Mobil Oil Exploration & Producing Southeast, Inc. v. United Distribution Cos.
Headline: Major gas-market ruling upholds FERC’s orders setting a single national ceiling for old gas and allowing conditional preauthorized abandonments, shifting how producers, pipelines, and consumers negotiate prices nationwide.
Holding:
- Allows producers to seek higher old-gas ceiling prices under FERC rules.
- Requires pipelines and buyers to follow Good Faith Negotiation before price changes.
- May release old gas reserves, lowering new-gas prices and changing take-or-pay exposure.
Summary
Background
These cases concern two FERC orders (No. 451 and No. 451-A) that changed national natural gas rules. FERC collapsed many old “vintage” price categories into one ceiling (about $2.57 per million Btu when set), created a “Good Faith Negotiation” (GFN) process for renegotiating contracts, and allowed producers to abandon contracts under certain conditions. A divided Fifth Circuit panel vacated the orders, and the Supreme Court agreed to review that decision.
Reasoning
The Court asked whether the Natural Gas Policy Act gave FERC authority to set a single ceiling for old gas and to authorize the GFN and conditional abandonment procedures. The Court held that the statute’s language plainly allows the Commission to prescribe ceiling prices “for any natural gas (or category thereof),” and that the statutory requirement that prices be “just and reasonable” leaves substantial flexibility.

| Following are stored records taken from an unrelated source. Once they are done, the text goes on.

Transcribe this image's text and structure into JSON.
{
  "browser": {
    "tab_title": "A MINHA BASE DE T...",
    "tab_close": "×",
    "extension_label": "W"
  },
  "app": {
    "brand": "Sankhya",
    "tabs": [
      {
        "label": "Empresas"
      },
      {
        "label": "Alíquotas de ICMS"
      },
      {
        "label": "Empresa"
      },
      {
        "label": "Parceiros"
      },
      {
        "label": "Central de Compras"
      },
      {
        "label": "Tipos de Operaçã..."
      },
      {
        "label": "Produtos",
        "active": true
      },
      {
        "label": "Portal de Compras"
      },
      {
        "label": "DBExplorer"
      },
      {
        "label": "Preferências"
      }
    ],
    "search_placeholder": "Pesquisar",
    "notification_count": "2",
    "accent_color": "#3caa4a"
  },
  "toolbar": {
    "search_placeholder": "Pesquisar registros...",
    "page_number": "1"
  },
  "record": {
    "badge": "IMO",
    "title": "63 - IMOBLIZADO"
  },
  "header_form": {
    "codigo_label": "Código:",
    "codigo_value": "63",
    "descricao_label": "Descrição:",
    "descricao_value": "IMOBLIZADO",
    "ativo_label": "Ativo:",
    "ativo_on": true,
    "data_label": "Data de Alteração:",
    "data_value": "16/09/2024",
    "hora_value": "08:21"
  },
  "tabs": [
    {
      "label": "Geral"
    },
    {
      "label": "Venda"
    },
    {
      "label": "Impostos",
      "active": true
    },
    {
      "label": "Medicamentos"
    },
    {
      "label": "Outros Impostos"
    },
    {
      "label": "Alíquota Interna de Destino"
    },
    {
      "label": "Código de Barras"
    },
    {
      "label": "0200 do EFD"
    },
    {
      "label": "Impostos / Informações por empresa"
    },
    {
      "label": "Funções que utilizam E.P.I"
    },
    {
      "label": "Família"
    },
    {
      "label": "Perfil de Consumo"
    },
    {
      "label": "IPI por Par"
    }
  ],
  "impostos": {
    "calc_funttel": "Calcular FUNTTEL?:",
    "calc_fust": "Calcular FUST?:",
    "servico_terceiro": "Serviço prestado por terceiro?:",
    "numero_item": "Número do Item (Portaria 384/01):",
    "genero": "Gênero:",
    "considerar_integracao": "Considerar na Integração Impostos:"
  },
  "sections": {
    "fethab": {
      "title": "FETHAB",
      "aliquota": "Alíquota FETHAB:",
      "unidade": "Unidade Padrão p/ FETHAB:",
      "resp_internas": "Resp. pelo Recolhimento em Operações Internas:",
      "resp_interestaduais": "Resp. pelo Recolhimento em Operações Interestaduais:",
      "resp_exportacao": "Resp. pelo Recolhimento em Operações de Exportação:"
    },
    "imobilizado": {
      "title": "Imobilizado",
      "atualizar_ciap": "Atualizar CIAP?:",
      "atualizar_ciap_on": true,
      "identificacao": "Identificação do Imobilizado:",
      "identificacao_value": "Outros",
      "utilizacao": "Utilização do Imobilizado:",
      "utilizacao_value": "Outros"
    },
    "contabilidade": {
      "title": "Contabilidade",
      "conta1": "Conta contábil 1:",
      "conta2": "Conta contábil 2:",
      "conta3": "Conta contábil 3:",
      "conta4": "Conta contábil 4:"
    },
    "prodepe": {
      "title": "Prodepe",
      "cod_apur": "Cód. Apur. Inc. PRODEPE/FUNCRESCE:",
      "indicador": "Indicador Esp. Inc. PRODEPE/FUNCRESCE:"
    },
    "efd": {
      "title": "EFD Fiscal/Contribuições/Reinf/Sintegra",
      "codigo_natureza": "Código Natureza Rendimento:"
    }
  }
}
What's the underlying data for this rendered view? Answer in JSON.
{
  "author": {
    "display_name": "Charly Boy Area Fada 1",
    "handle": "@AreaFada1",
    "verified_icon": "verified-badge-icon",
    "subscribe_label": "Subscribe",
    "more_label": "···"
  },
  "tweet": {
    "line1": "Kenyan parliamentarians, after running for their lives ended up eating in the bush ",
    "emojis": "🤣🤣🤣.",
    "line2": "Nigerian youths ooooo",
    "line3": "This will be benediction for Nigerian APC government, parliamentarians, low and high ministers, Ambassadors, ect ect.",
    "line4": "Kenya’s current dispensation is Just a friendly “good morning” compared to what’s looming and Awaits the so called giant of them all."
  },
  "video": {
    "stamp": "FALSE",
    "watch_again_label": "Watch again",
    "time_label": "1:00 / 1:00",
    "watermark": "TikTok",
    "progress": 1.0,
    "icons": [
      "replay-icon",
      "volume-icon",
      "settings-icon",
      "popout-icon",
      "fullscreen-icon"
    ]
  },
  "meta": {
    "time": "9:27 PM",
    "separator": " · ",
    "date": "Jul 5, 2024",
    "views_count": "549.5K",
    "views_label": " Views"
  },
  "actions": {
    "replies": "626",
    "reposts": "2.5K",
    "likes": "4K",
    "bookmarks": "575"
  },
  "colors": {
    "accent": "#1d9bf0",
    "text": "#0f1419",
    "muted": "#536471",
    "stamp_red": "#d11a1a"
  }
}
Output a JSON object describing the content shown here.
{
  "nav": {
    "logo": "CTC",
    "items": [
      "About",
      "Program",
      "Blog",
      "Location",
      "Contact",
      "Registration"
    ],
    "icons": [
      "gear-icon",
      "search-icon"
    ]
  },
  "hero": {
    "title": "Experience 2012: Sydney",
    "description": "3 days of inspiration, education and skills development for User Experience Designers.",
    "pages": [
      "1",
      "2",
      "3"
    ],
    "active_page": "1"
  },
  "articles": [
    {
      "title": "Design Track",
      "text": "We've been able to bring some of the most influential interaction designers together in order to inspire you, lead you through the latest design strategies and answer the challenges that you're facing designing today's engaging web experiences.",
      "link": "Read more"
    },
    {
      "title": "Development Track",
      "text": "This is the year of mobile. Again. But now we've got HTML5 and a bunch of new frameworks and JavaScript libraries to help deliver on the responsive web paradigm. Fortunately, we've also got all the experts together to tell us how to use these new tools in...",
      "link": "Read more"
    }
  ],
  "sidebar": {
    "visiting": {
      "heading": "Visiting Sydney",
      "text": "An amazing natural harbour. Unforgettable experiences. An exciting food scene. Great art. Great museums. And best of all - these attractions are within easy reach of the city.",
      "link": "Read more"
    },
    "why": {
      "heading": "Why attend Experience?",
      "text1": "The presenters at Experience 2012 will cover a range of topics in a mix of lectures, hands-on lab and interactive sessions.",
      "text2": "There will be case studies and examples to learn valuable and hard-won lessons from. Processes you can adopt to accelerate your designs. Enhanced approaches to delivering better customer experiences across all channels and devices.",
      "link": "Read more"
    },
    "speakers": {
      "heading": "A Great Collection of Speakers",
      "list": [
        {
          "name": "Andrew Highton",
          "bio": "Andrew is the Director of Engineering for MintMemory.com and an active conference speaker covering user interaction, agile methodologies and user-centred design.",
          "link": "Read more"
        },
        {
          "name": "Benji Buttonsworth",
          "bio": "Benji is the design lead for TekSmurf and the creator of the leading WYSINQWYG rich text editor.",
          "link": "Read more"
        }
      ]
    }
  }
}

The Court also found that FERC’s GFN and preauthorized abandonment rules satisfy the Act’s hearing and “permission” requirements because general rulemaking and the agency’s hearings were adequate here.
Real world impact
The decision lets FERC’s pricing and negotiation rules stand. Producers may seek higher ceiling-based prices, and purchasers must use the GFN process before certain contract changes take effect. FERC concluded the changes would release old gas reserves and could lower new-gas prices; affected parties may still ask FERC for further rulemaking on related take-or-pay issues.
Dissents or concurrances
The Fifth Circuit was divided below; its majority invalidated the orders while a dissent urged deference to the agency. Justice Kennedy did not participate in this Supreme Court decision.